The last week has featured frantic post-election efforts by the Greek political parties to form a governing coalition.
First up was Antonis Samaras of the New Democracy. His failure to create a governing coalition was followed by that of the new heavyweight on the political scene, Alexis Tsipras and SYRIZA – the anti-austerity left wing coalition that came second in the election.
Socialist leader Evangelos Venizelos, whose PASOK party finished a humbling third in Sunday’s election was also unable to form a governing coalition.
Currently, Greece’s President, Karolos Papoulias, is making a last-ditch effort over the weekend to form a national government, but this too, looks destined to fail.

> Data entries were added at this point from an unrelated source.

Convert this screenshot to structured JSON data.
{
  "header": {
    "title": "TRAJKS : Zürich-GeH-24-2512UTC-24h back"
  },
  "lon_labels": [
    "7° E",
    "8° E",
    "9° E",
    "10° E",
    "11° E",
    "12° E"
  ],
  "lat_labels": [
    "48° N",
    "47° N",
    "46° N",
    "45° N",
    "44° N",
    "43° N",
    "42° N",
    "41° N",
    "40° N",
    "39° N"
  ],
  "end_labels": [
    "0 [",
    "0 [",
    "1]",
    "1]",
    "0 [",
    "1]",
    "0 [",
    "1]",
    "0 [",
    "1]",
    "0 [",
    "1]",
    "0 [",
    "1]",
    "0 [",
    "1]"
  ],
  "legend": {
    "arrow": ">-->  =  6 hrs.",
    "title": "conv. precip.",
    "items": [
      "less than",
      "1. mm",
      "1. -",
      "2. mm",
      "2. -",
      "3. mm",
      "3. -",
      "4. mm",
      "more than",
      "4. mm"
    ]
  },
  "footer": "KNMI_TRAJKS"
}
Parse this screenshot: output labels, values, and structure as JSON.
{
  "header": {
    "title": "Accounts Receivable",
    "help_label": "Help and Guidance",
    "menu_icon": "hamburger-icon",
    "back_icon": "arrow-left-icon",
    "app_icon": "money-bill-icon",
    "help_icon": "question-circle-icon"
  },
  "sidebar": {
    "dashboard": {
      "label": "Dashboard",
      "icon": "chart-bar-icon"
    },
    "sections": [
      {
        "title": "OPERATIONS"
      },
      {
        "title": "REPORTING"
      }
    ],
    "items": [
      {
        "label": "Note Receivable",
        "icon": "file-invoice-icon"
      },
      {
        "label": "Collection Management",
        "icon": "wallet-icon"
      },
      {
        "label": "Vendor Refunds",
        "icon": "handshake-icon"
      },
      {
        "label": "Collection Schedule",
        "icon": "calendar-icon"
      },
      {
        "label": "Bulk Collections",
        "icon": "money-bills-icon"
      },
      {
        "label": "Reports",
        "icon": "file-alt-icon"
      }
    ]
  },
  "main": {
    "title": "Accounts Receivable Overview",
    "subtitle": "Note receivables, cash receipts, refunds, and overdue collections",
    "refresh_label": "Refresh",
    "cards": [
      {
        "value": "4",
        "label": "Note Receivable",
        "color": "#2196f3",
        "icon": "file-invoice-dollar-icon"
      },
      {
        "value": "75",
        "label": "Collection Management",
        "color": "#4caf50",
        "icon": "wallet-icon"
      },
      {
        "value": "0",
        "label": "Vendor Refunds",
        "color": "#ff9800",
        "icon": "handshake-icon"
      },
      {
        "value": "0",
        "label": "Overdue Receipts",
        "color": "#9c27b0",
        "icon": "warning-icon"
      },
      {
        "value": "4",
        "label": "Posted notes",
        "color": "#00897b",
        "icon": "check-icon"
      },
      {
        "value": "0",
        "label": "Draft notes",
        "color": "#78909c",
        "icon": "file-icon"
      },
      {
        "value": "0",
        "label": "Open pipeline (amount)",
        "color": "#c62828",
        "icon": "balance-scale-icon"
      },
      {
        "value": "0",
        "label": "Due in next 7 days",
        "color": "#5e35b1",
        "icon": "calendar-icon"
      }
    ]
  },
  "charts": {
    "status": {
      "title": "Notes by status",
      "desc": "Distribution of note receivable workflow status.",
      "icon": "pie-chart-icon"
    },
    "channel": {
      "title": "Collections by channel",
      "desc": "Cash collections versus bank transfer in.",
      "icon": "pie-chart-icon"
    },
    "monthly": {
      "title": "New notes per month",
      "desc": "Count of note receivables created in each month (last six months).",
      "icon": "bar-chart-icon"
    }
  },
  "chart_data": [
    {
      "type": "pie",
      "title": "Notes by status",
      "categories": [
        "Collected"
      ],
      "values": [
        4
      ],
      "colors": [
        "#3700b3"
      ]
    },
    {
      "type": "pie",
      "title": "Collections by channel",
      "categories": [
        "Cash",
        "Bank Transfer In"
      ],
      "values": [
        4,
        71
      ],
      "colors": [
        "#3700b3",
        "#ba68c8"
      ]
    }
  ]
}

Greece will therefore likely have a new election in one month that will result in SYRIZA gaining even more seats in parliament.
The polls show that an overwhelming majority(78.1%) of Greeks reject the bailout but want to keep the euro.
In other words, Greeks want to eat their cake (keep their spending and inefficiencies) and have it too (the Euro).
The truth is that Greece will almost certainly exit the Euro – an inevitability the EU is finally beginning to recognize. At a certain point, they cannot keep throwing good money after bad.
Even if Greece’s parties agree to continue the pain of austerity (which they won’t), their debt to GDP ration may still be north of an unsustainable 160% later this year.
Europe is therefore facing an immediate dilemma, which is managing Greece’s exit from the Eurozone. They also face a future dilemma, namely the apparent futility of austerity, which seems to send countries like Greece and Spain into a downward death spiral.
It will soon be; welcome, New Drachma, bye-bye Euro.